Assim, a soberania portuguesa permaneceria una, mas a sua expressão político-jurídica seria plural. Assim se cumpre a promessa feita à Madeira e aos Açores e se respeita a lógica da Autonomia: liberdade de decidir e responsabilidade de arcar com as consequências.

A Europa sempre foi mais rica quando respeitou as suas diferenças internas. O Sacro Império sobreviveu séculos porque aceitou múltiplos ordenamentos jurídicos sob a mesma coroa. A Monarquia portuguesa, antes da uniformização republicana, com a devida exceção de Macau, conviveu com foros, isenções e privilégios que não enfraqueceram, antes consolidaram, a unidade do Reino.

Pelo que, seguir esta via não é uma ameaça, é um regresso à sabedoria histórica: a unidade constrói-se não pela imposição da igualdade, mas pela harmonia da diversidade.

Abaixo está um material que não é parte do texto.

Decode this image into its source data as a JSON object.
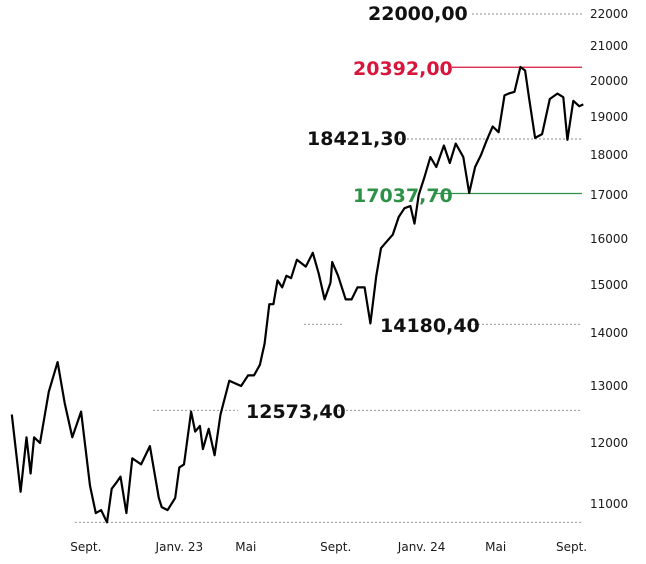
{
  "chart_data": {
    "type": "line",
    "title": "",
    "xlabel": "",
    "ylabel": "",
    "colors": {
      "line": "#000000",
      "high": "#d6163d",
      "low": "#2e9148",
      "guide": "#8a8a8a"
    },
    "ylim": [
      10600,
      22200
    ],
    "y_ticks": [
      {
        "value": 11000,
        "label": "11000"
      },
      {
        "value": 12000,
        "label": "12000"
      },
      {
        "value": 13000,
        "label": "13000"
      },
      {
        "value": 14000,
        "label": "14000"
      },
      {
        "value": 15000,
        "label": "15000"
      },
      {
        "value": 16000,
        "label": "16000"
      },
      {
        "value": 17000,
        "label": "17000"
      },
      {
        "value": 18000,
        "label": "18000"
      },
      {
        "value": 19000,
        "label": "19000"
      },
      {
        "value": 20000,
        "label": "20000"
      },
      {
        "value": 21000,
        "label": "21000"
      },
      {
        "value": 22000,
        "label": "22000"
      }
    ],
    "x_ticks": [
      {
        "label": "Sept.",
        "pos": 0.146
      },
      {
        "label": "Janv. 23",
        "pos": 0.305
      },
      {
        "label": "Mai",
        "pos": 0.418
      },
      {
        "label": "Sept.",
        "pos": 0.571
      },
      {
        "label": "Janv. 24",
        "pos": 0.717
      },
      {
        "label": "Mai",
        "pos": 0.843
      },
      {
        "label": "Sept.",
        "pos": 0.972
      }
    ],
    "annotations": [
      {
        "label": "22000,00",
        "value": 22000,
        "style": "dotted",
        "kind": "plain"
      },
      {
        "label": "20392,00",
        "value": 20392,
        "style": "solid",
        "kind": "high"
      },
      {
        "label": "18421,30",
        "value": 18421.3,
        "style": "dotted",
        "kind": "plain"
      },
      {
        "label": "17037,70",
        "value": 17037.7,
        "style": "solid",
        "kind": "low"
      },
      {
        "label": "14180,40",
        "value": 14180.4,
        "style": "dotted",
        "kind": "plain"
      },
      {
        "label": "12573,40",
        "value": 12573.4,
        "style": "dotted",
        "kind": "plain"
      },
      {
        "label": "",
        "value": 10700,
        "style": "dotted",
        "kind": "plain"
      }
    ],
    "series": [
      {
        "x": [
          0.02,
          0.035,
          0.045,
          0.052,
          0.058,
          0.068,
          0.083,
          0.098,
          0.11,
          0.123,
          0.138,
          0.153,
          0.163,
          0.172,
          0.182,
          0.19,
          0.198,
          0.205,
          0.215,
          0.225,
          0.24,
          0.255,
          0.27,
          0.275,
          0.285,
          0.298,
          0.305,
          0.313,
          0.325,
          0.332,
          0.34,
          0.345,
          0.355,
          0.365,
          0.375,
          0.39,
          0.4,
          0.41,
          0.422,
          0.432,
          0.442,
          0.45,
          0.458,
          0.465,
          0.472,
          0.48,
          0.487,
          0.495,
          0.505,
          0.52,
          0.532,
          0.542,
          0.552,
          0.562,
          0.565,
          0.575,
          0.588,
          0.598,
          0.608,
          0.62,
          0.63,
          0.64,
          0.648,
          0.658,
          0.668,
          0.678,
          0.688,
          0.698,
          0.705,
          0.712,
          0.722,
          0.732,
          0.742,
          0.755,
          0.765,
          0.775,
          0.788,
          0.798,
          0.808,
          0.818,
          0.828,
          0.838,
          0.848,
          0.858,
          0.865,
          0.875,
          0.885,
          0.893,
          0.9,
          0.91,
          0.922,
          0.935,
          0.948,
          0.958,
          0.965,
          0.975,
          0.985,
          0.992
        ],
        "values": [
          12500,
          11200,
          12100,
          11500,
          12100,
          12000,
          12900,
          13450,
          12700,
          12100,
          12550,
          11300,
          10850,
          10900,
          10700,
          11250,
          11350,
          11450,
          10850,
          11750,
          11650,
          11950,
          11100,
          10950,
          10900,
          11100,
          11600,
          11650,
          12550,
          12200,
          12300,
          11900,
          12250,
          11800,
          12500,
          13100,
          13050,
          13000,
          13200,
          13200,
          13400,
          13800,
          14600,
          14600,
          15100,
          14950,
          15200,
          15150,
          15550,
          15400,
          15700,
          15250,
          14700,
          15050,
          15500,
          15200,
          14700,
          14700,
          14950,
          14950,
          14200,
          15200,
          15800,
          15950,
          16100,
          16500,
          16700,
          16750,
          16350,
          17000,
          17450,
          17950,
          17700,
          18250,
          17800,
          18300,
          17950,
          17050,
          17700,
          18000,
          18400,
          18750,
          18600,
          19600,
          19650,
          19700,
          20400,
          20300,
          19500,
          18450,
          18550,
          19500,
          19650,
          19550,
          18400,
          19450,
          19300,
          19350
        ]
      }
    ]
  }
}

Porém, ao persistir na lógica do atual modelo constitucional, é condenar as Autonomias e as suas populações no meio do Atlântico à menoridade e o continente à contradição. O que falta é clareza: um país, dois sistemas. Uma revisão constitucional que transforme a Autonomia em realidade plena, sem prazos, sem tutelas, sem ficções.

Este é um caminho que exige grandeza de visão. Reconhecer que a verdadeira força da República está em aceitar a pluralidade das suas partes. Libertar a Madeira e os Açores para que sejam plenamente autónomos, e com isso reforçar a unidade de Portugal.